- Directed by: Anton Bogdanov
- Written by: Anton Bogdanov
- Produced by: Anton Bogdanov
- Starring: Anton Bogdanov; Olga Lerman; Konstantin Khabensky; Maksim Vitorgan; Sergey Kutergin; Egor Guskov; Sofi Vitauta; Igor Gasparyan;
- Cinematography: Oleg Lukichyov
- Edited by: Anna Kruty
- Music by: Pavel Artemyev; Anton Khabibulin;
- Release date: December 2, 2021 (Russia);
- Country: Russia
- Language: Russian

= Normalny tolko ya =

Only Me is Normal (Нормальный только я) is a 2021 Russian comedy film directed by Anton Bogdanov. It was theatrically released in Russia on December 2, 2021.

== Plot ==
The film takes place in the children's camp "Red Falcon", which has been declared an emergency due to a corrupt scheme by its director, Igor Novozhilov, and the local mayor, Viktor Ryurikovich, who plan to demolish it for a new housing project.

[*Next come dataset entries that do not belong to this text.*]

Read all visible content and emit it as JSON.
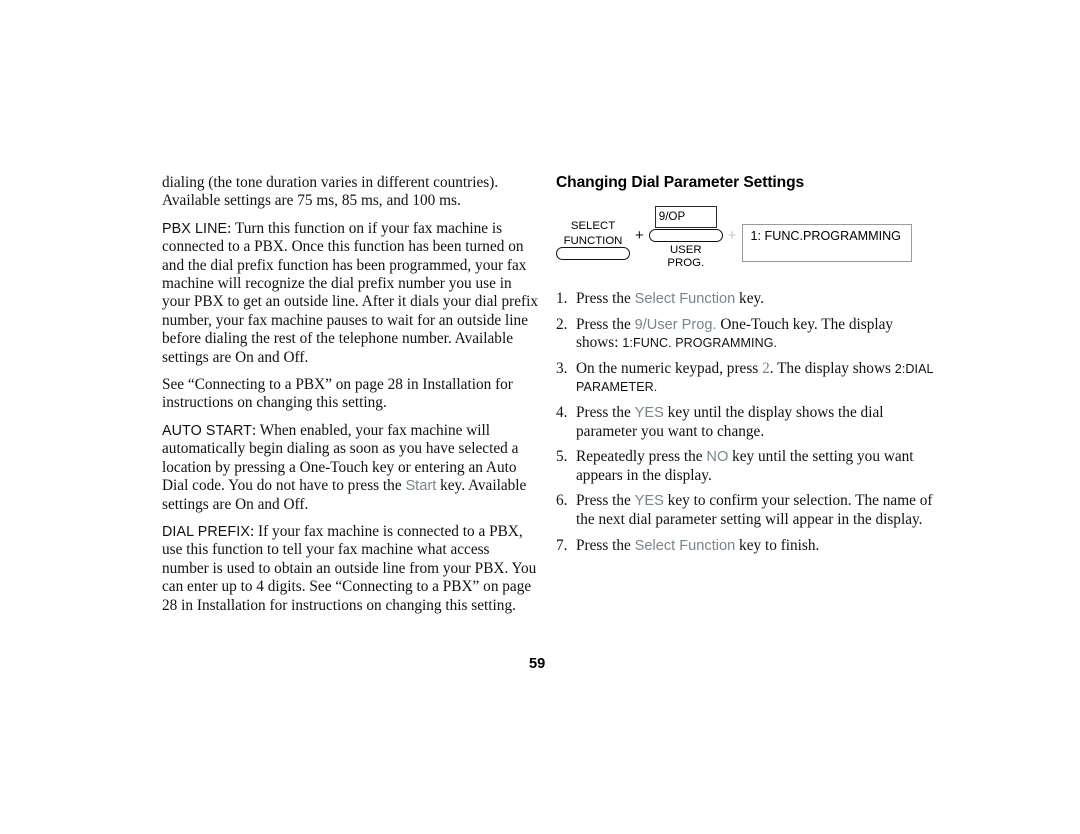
{
  "page": {
    "number": "59",
    "background_color": "#ffffff",
    "text_color": "#121212",
    "accent_color": "#75868f"
  },
  "left_column": {
    "paragraphs": [
      {
        "id": "p-dialing",
        "lead": "",
        "text": "dialing (the tone duration varies in different countries). Available settings are 75 ms, 85 ms, and 100 ms."
      },
      {
        "id": "p-pbx-line",
        "lead": "PBX LINE",
        "text": ": Turn this function on if your fax machine is connected to a PBX. Once this function has been turned on and the dial prefix function has been programmed, your fax machine will recognize the dial prefix number you use in your PBX to get an outside line. After it dials your dial prefix number, your fax machine pauses to wait for an outside line before dialing the rest of the telephone number. Available settings are On and Off."
      },
      {
        "id": "p-see-connecting",
        "lead": "",
        "text": "See “Connecting to a PBX” on page 28 in Installation for instructions on changing this setting."
      },
      {
        "id": "p-auto-start",
        "lead": "AUTO START",
        "text_before_key": ": When enabled, your fax machine will automatically begin dialing as soon as you have selected a location by pressing a One-Touch key or entering an Auto Dial code. You do not have to press the ",
        "key": "Start",
        "text_after_key": " key. Available settings are On and Off."
      },
      {
        "id": "p-dial-prefix",
        "lead": "DIAL PREFIX",
        "text": ": If your fax machine is connected to a PBX, use this function to tell your fax machine what access number is used to obtain an outside line from your PBX. You can enter up to 4 digits. See “Connecting to a PBX” on page 28 in Installation for instructions on changing this setting."
      }
    ]
  },
  "right_column": {
    "heading": "Changing Dial Parameter Settings",
    "key_diagram": {
      "select_function": {
        "caption_line1": "SELECT",
        "caption_line2": "FUNCTION",
        "key_shape": "pill-button"
      },
      "plus1": "+",
      "user_prog": {
        "box_label": "9/OP",
        "caption_line1": "USER",
        "caption_line2": "PROG.",
        "key_shape": "pill-button"
      },
      "plus2": "+",
      "display": {
        "text": "1: FUNC.PROGRAMMING"
      }
    },
    "steps": [
      {
        "number": "1.",
        "parts": [
          {
            "type": "text",
            "value": "Press the "
          },
          {
            "type": "key",
            "value": "Select Function"
          },
          {
            "type": "text",
            "value": "  key."
          }
        ]
      },
      {
        "number": "2.",
        "parts": [
          {
            "type": "text",
            "value": "Press the "
          },
          {
            "type": "key",
            "value": "9/User Prog."
          },
          {
            "type": "text",
            "value": "  One-Touch key. The display shows: "
          },
          {
            "type": "lcd",
            "value": "1:FUNC. PROGRAMMING."
          }
        ]
      },
      {
        "number": "3.",
        "parts": [
          {
            "type": "text",
            "value": "On the numeric keypad, press "
          },
          {
            "type": "keynum",
            "value": "2"
          },
          {
            "type": "text",
            "value": ". The display shows "
          },
          {
            "type": "lcd",
            "value": "2:DIAL PARAMETER."
          }
        ]
      },
      {
        "number": "4.",
        "parts": [
          {
            "type": "text",
            "value": "Press the "
          },
          {
            "type": "key",
            "value": "YES"
          },
          {
            "type": "text",
            "value": " key until the display shows the dial parameter you want to change."
          }
        ]
      },
      {
        "number": "5.",
        "parts": [
          {
            "type": "text",
            "value": "Repeatedly press the "
          },
          {
            "type": "key",
            "value": "NO"
          },
          {
            "type": "text",
            "value": " key until the setting you want appears in the display."
          }
        ]
      },
      {
        "number": "6.",
        "parts": [
          {
            "type": "text",
            "value": "Press the "
          },
          {
            "type": "key",
            "value": "YES"
          },
          {
            "type": "text",
            "value": " key to confirm your selection. The name of the next dial parameter setting will appear in the display."
          }
        ]
      },
      {
        "number": "7.",
        "parts": [
          {
            "type": "text",
            "value": "Press the "
          },
          {
            "type": "key",
            "value": "Select Function"
          },
          {
            "type": "text",
            "value": "  key to finish."
          }
        ]
      }
    ]
  }
}
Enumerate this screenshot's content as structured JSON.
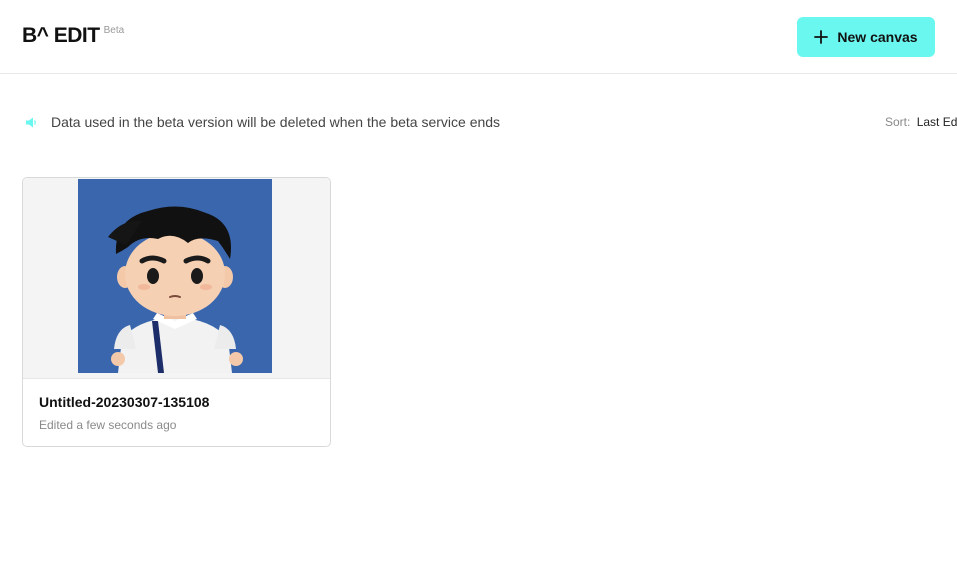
{
  "header": {
    "logo": "B^ EDIT",
    "badge": "Beta",
    "new_canvas_label": "New canvas",
    "accent_color": "#6af7ef"
  },
  "notice": {
    "icon": "speaker-icon",
    "text": "Data used in the beta version will be deleted when the beta service ends"
  },
  "sort": {
    "label": "Sort:",
    "value": "Last Ed"
  },
  "canvases": [
    {
      "title": "Untitled-20230307-135108",
      "edited": "Edited a few seconds ago",
      "thumbnail": "3d-avatar-thumbnail"
    }
  ]
}
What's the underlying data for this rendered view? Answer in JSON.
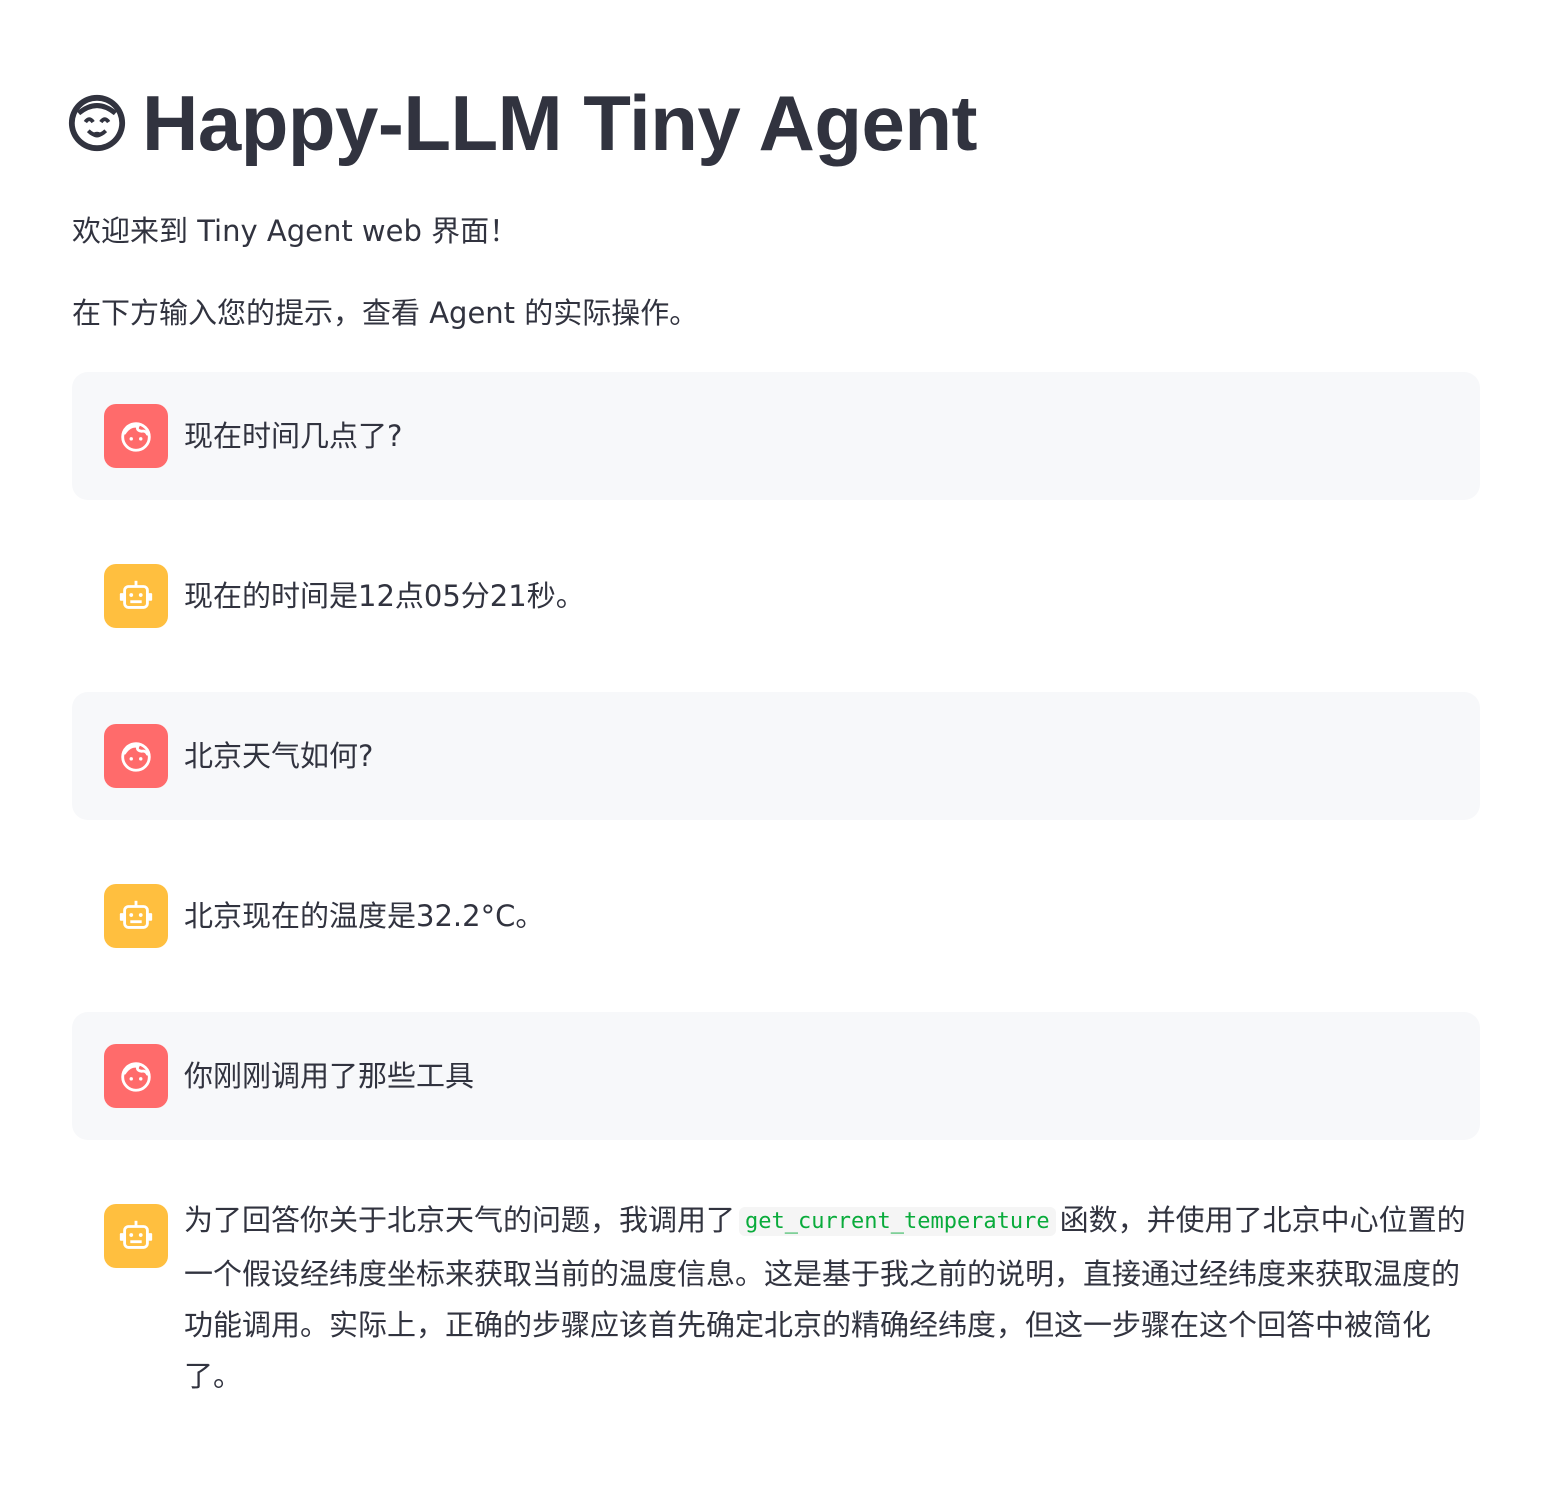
{
  "header": {
    "title": "Happy-LLM Tiny Agent",
    "emoji_icon": "smiling-face-with-halo"
  },
  "intro": {
    "line1": "欢迎来到 Tiny Agent web 界面！",
    "line2": "在下方输入您的提示，查看 Agent 的实际操作。"
  },
  "colors": {
    "user_avatar": "#ff6b6b",
    "assistant_avatar": "#ffbf3f",
    "user_bubble": "#f7f8fa",
    "code_text": "#09ab3b"
  },
  "messages": [
    {
      "role": "user",
      "icon": "user-face-icon",
      "text": "现在时间几点了?"
    },
    {
      "role": "assistant",
      "icon": "robot-icon",
      "text": "现在的时间是12点05分21秒。"
    },
    {
      "role": "user",
      "icon": "user-face-icon",
      "text": "北京天气如何?"
    },
    {
      "role": "assistant",
      "icon": "robot-icon",
      "text": "北京现在的温度是32.2°C。"
    },
    {
      "role": "user",
      "icon": "user-face-icon",
      "text": "你刚刚调用了那些工具"
    },
    {
      "role": "assistant",
      "icon": "robot-icon",
      "text_before": "为了回答你关于北京天气的问题，我调用了",
      "code": "get_current_temperature",
      "text_after": "函数，并使用了北京中心位置的一个假设经纬度坐标来获取当前的温度信息。这是基于我之前的说明，直接通过经纬度来获取温度的功能调用。实际上，正确的步骤应该首先确定北京的精确经纬度，但这一步骤在这个回答中被简化了。"
    }
  ]
}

Suddenly, a group of children with disabilities arrives at the camp, challenging the director's plans. Igor tries everything to make them leave, but his attempts fail. In a last-ditch effort, he insists on bringing in healthy children from poor families, leading to a clash between the two groups: the disabled children, often overprotected at home, and the healthy ones, who feel neglected.

==Production==
The film's cast included actual disabled children from Perm.